The Office for National Statistics has confirmed that its official baby names figures for England and Wales are based on the exact spelling recorded on each birth certificate, meaning variants like “Muhammad” and “Mohammed” are counted as entirely different names.
—
What the ONS Actually Counts
The Office for National Statistics has made it clear: when it comes to baby names, spelling is everything. The official statistics — drawn from birth registration records collected by the General Register Office — use the precise first name as it appears on each child’s birth certificate, with no grouping of similar-sounding names.
That means “Emily” and “Emilee” sit in separate rows of the data. So do “Muhammad”, “Mohammed”, and “Mohamad”. Each spelling gets its own count, its own rank, and its own place in the official tables.
The Numbers That Made Headlines
The ONS baby names bulletin for 2023 showed Muhammad as the most popular boys’ name in England and Wales, with Noah in second place and Oliver third. For girls, Olivia, Amelia and Isla held the top three spots — unchanged from 2022.
But those figures only tell part of the story. Critics of the exact-spelling approach point out that if all common variants of a name were combined — “Muhammad”, “Mohammed”, “Mohammad” and others — the combined total would almost certainly look very different from any single spelling’s rank. The ONS is aware of this. In correspondence with the Office for Statistics Regulation, it acknowledged that some users prefer to group variants when doing their own analysis.
The ONS has stood firm on its method, though. Using the exact recorded spelling, officials say, ensures the statistics remain consistent, transparent, and reproducible year on year.
How the Data Gets Made
Every registered live birth in England and Wales generates a record.

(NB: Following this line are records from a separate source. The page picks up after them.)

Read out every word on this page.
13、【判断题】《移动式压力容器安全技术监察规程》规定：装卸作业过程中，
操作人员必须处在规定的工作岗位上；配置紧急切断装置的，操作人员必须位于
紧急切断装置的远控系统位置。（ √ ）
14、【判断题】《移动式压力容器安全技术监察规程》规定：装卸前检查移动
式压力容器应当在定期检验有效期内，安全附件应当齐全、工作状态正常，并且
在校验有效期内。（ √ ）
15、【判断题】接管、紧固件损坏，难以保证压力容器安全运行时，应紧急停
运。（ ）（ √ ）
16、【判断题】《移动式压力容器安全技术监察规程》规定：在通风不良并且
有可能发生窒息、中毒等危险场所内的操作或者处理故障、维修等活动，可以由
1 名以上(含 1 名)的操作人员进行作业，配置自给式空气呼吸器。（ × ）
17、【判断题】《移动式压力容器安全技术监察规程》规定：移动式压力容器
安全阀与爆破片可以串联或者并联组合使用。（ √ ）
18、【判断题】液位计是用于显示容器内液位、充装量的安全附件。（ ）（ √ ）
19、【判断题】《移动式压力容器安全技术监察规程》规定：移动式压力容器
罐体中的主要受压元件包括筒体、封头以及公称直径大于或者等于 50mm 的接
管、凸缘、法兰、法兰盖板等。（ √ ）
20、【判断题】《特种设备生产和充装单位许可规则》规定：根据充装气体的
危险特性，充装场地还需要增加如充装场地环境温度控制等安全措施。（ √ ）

The baby’s first name — exactly as written on the birth certificate — feeds into the ONS database. The resulting statistics are classified as official National Statistics, sitting within the wider framework of births, deaths and marriages data that the ONS publishes each year.
Alongside the main bulletin, the ONS publishes detailed quality and methodology information explaining data sources, coverage, and how figures are produced. Names with diacritics or special characters are handled under specific processing rules, all set out in that methodological guidance.
When Users Want Something Different
Some researchers, local authorities, and businesses do choose to reprocess the raw ONS data — grouping name variants according to their own criteria. That’s entirely permitted. But any combined totals they produce are user-derived figures, not official National Statistics. The ONS is clear that such aggregations should not be presented as though they carry the same authority as the published data.
It’s a distinction that matters, especially for journalists and organisations reporting on “most popular name” stories.
A Kent Angle Worth Knowing
Kent births feed into the England component of the ONS figures. The South East regional breakdown — which includes Kent — is available in the supplementary datasets, giving a window into local naming trends.
—
Source: @ONS
Key Takeaways
- ONS baby names statistics use the exact spelling from birth certificates — similar names with different spellings are never combined in the official figures
- Muhammad was the most popular boys’ name in England and Wales in 2023, with Noah second and Oliver third; Olivia, Amelia and Isla led the girls’ rankings
- Any tables that group spelling variants together are user-derived and do not carry the status of official National Statistics
What This Means for Kent Residents
Parents in Kent who register a child with an unusual or distinctive spelling — say, “Emilee” rather than “Emily”, or “Aiden” rather than “Aidan” — should know that the ONS will count that spelling separately, which may make the name appear rarer in the national rankings than it actually is in practice. For Kent County Council planners and NHS Kent and Medway Integrated Care Board analysts who draw on ONS birth data to shape maternity and early years services, it’s worth being precise: if you’re comparing local naming patterns against national trends, you’ll need to treat spellings consistently, or your totals won’t match the official figures. And if you’re a local organisation or media outlet reporting on popular baby names in Kent, the ONS methodology page — published alongside every annual bulletin — is the right place to check exactly how the numbers were produced before drawing conclusions.